Author: John Mbaria & Mordecai Ogada
Genre: Nonfiction (Wildlife Conservation)
Year of Publication: 2017
Publisher: Lens&Pens Publishing
Availability: NURIA BOOKSTORE
Price: Sh. 2,299
Recently, there was massive uproar on the internet in protest of an announcement by the Ministry of Tourism that British Supermodel Naomi Campbell, had “…agreed to be Magical Kenya’s International Tourism Ambassador.” Many Kenyans questioned Ms Campbell’s credentials, and even compared her to Kenyan Hollywood actress Lupita Nyong’o. The announcement further noted that the move would “…promote the marketing of Kenya as an ideal tourism and travel destination to the world.” This, in essence, suggests that the premise on which the ambassadorial post was offered to Campbell, was to attract foreign exchange to Kenya through tourism.
However, what most of those who challenged the move seem unaware of is that the culture of “the white saviour complex” and neo-colonial attitudes in the Kenyan wildlife sector have been entrenched for eons now. This is widely detailed in John Mbaria and Mordecai Ogada’s book, The Big Conservation Lie. The authors, who assume extravagant experience and knowledge in the matters of wildlife conservation, take the trouble of candidly exposing the rot and exploitation in the conservation sector, and unearth the underground activities that have gone on unabated since before independence.
Integral to their research is the manner in which the conservation policies are designed, with an aim of excluding the African local communities which have coexisted with the biodiversity, and particularly, the wild animals, for centuries. Ogada, a former worker at Kenya Wildlife Trust, an organisation whose main job is to conserve the animals, says that his experience at the organisation made him realise that the aim of the conservationists was only to manipulate the authorities and the locals, take control of the animal parks and make top dollar from it.
The assumption that is usually held, and which many people like to console themselves with, is that the local communities benefit from the existence of the luxurious lodges and animal parks that are owned and managed by the white conservationists and business people. The truth, an unsettling one for that matter, is that the local communities continue to suffer. From being relocated from their lands to drier areas without water for their use and for their animals, to being shot at by Kenya Wildlife Service guards on allegations of poaching. The local communities such as the Maasai who reside in areas surrounding the parks continue to suffer immeasurable pain and total disrespect.

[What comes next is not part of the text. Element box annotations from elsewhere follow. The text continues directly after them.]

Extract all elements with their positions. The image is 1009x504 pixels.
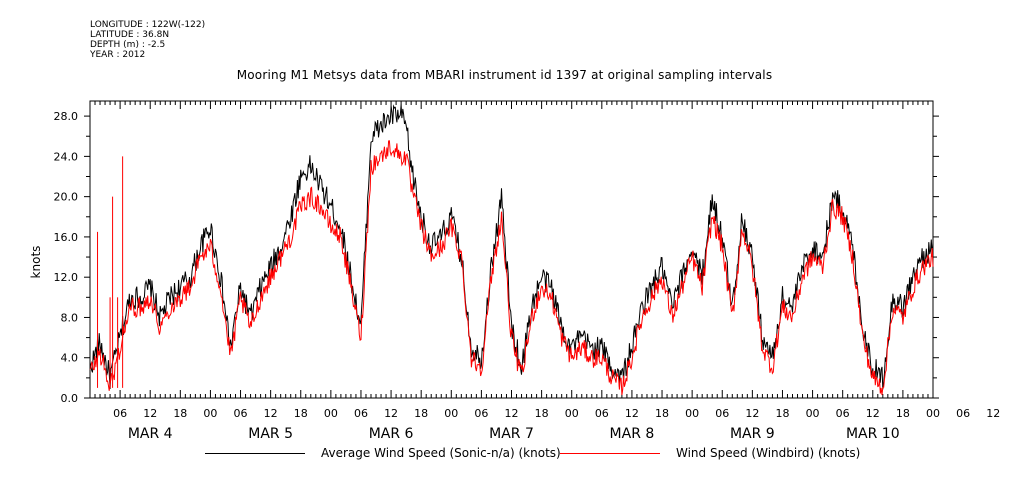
y-tick-label: 12.0 [54,271,79,284]
x-tick-label: 12 [745,407,759,420]
x-tick-label: 12 [866,407,880,420]
y-axis-label: knots [29,246,43,279]
depth-text: DEPTH (m) : -2.5 [90,40,166,50]
x-day-label: MAR 6 [369,426,414,442]
x-tick-label: 18 [655,407,669,420]
x-tick-label: 18 [896,407,910,420]
series-layer [89,104,934,396]
year-text: YEAR : 2012 [90,50,146,60]
legend-item-average: Average Wind Speed (Sonic-n/a) (knots) [205,446,561,462]
x-day-label: MAR 4 [128,426,173,442]
station-metadata: LONGITUDE : 122W(-122) LATITUDE : 36.8N … [90,20,205,60]
legend-swatch-red [560,453,660,454]
x-tick-label: 06 [354,407,368,420]
legend-item-windbird: Wind Speed (Windbird) (knots) [560,446,860,462]
y-tick-label: 4.0 [61,352,79,365]
x-axis: 06 12 18 00 06 12 18 00 06 12 18 00 06 12 18 00 06 12 18 00… [89,101,1000,442]
x-tick-label: 12 [625,407,639,420]
chart-title: Mooring M1 Metsys data from MBARI instru… [236,68,773,82]
x-day-label: MAR 8 [610,426,655,442]
x-tick-label: 12 [384,407,398,420]
x-tick-label: 18 [173,407,187,420]
y-tick-label: 0.0 [61,392,79,405]
plot-border [89,100,934,399]
legend-label-windbird: Wind Speed (Windbird) (knots) [676,446,861,460]
longitude-text: LONGITUDE : 122W(-122) [90,20,206,30]
x-tick-label: 06 [474,407,488,420]
x-tick-label: 00 [203,407,217,420]
x-tick-label: 06 [956,407,970,420]
x-tick-label: 00 [444,407,458,420]
series-line-windbird [89,140,934,396]
y-tick-label: 20.0 [54,191,79,204]
x-day-label: MAR 7 [489,426,534,442]
x-tick-label: 18 [294,407,308,420]
x-tick-label: 12 [986,407,1000,420]
x-tick-label: 06 [715,407,729,420]
x-tick-label: 00 [324,407,338,420]
x-day-label: MAR 5 [248,426,293,442]
x-tick-label: 18 [535,407,549,420]
legend-swatch-black [205,453,305,454]
x-tick-label: 12 [143,407,157,420]
series-line-average-wind [89,104,934,390]
x-tick-label: 06 [234,407,248,420]
x-tick-label: 00 [926,407,940,420]
x-tick-label: 18 [414,407,428,420]
legend-label-average: Average Wind Speed (Sonic-n/a) (knots) [321,446,561,460]
x-tick-label: 06 [836,407,850,420]
x-tick-label: 06 [113,407,127,420]
y-tick-label: 28.0 [54,110,79,123]
x-tick-label: 00 [685,407,699,420]
y-tick-label: 16.0 [54,231,79,244]
x-day-label: MAR 9 [730,426,775,442]
x-tick-label: 06 [595,407,609,420]
y-axis: 0.0 4.0 8.0 12.0 16.0 20.0 24.0 28.0 [54,110,939,405]
y-tick-label: 24.0 [54,150,79,163]
x-tick-label: 12 [264,407,278,420]
y-tick-label: 8.0 [61,311,79,324]
latitude-text: LATITUDE : 36.8N [90,30,170,40]
x-tick-label: 18 [775,407,789,420]
x-day-label: MAR 10 [846,426,900,442]
x-tick-label: 12 [505,407,519,420]
plot-frame [89,100,934,399]
x-tick-label: 00 [806,407,820,420]
x-tick-label: 00 [565,407,579,420]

The well-researched and lacking-in-euphemisms text puts the government at the centre of the problems bedeviling the conservation sector. From their practical observations, Mbaria and Ogada state that corruption and racism continue to thrive in the conservation sector. Unfortunate as it may sound, the person with a European accent, and deep pockets calls the shots. Basically, according to the book, the wildlife conservation sector is still a colonial enterprise, only involving the locals in legitimising its existence and operations.
The paragraph I liked best is: “The wildlife conservation narrative in Kenya, as well as much of Africa, is thoroughly intertwined with colonialism, virulent racism, deliberate exclusion of the natives, veiled bribery, unsurpassed deceit, a conservation cult subscribed to by huge numbers of people in the West, and severe exploitation of the same wilderness conservationists have constantly claimed they are out to protect.”
Clearly, you will have to read the book to get angry enough by the bare truths that for long have been hidden from the ordinary man. The realisation that our native brothers and sisters in the communities living near parks continue to suffer, and their welfare undermined, will trigger you to relook the ordinary tales, and maybe demand for change.